The committee has given the SAPS and SANDF seven days to provide a classified briefing to a small subset of committee members (cleared for state secrets) detailing the intelligence that underpins the deployment. That briefing will determine whether the committee recommends that Parliament approve the deployment’s extension beyond the initial three months.

In the meantime, the soldiers remain on the streets. The gangs, by all accounts, have not disarmed—they have simply moved some of their operations indoors, waiting for the green uniforms to leave.

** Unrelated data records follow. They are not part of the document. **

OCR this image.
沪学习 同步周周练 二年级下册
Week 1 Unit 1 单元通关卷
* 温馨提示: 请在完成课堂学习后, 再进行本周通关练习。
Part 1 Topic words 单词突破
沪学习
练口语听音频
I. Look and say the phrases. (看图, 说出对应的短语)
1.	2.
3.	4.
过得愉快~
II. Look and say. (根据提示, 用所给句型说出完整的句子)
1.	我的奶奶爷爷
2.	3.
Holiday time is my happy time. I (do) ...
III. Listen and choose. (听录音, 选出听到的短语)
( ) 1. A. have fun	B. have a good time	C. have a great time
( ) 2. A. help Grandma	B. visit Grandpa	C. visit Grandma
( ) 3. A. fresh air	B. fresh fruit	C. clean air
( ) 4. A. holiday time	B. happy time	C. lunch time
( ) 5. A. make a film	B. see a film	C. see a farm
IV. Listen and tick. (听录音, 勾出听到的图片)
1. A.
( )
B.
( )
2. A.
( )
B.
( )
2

“The army cannot arrest anyone,” said a Philippi community policing forum member who asked not to be named for fear of reprisal. “The army cannot gather evidence. The army cannot put gangsters in jail. All the army can do is stand there. And the gangsters know that. So they wait. They are patient. They have been waiting for decades. They can wait three more months.”

The parliamentary committee’s next public hearing on the matter is scheduled for May 15. By then, the army will be halfway through its initial deployment. And the question that MPs posed yesterday will still hang in the air—unanswered, uncomfortable, and urgent:

What, exactly, are we hoping the soldiers will achieve?

For the residents of the Cape Flats, the answer is simple: safety. But between that simple hope and the complex reality of gang violence lies a gap that intelligence reports, operational plans, and parliamentary hearings have yet to bridge. The army is here. But for how long? And to what end? Those questions, unlike the soldiers, refuse to stand still.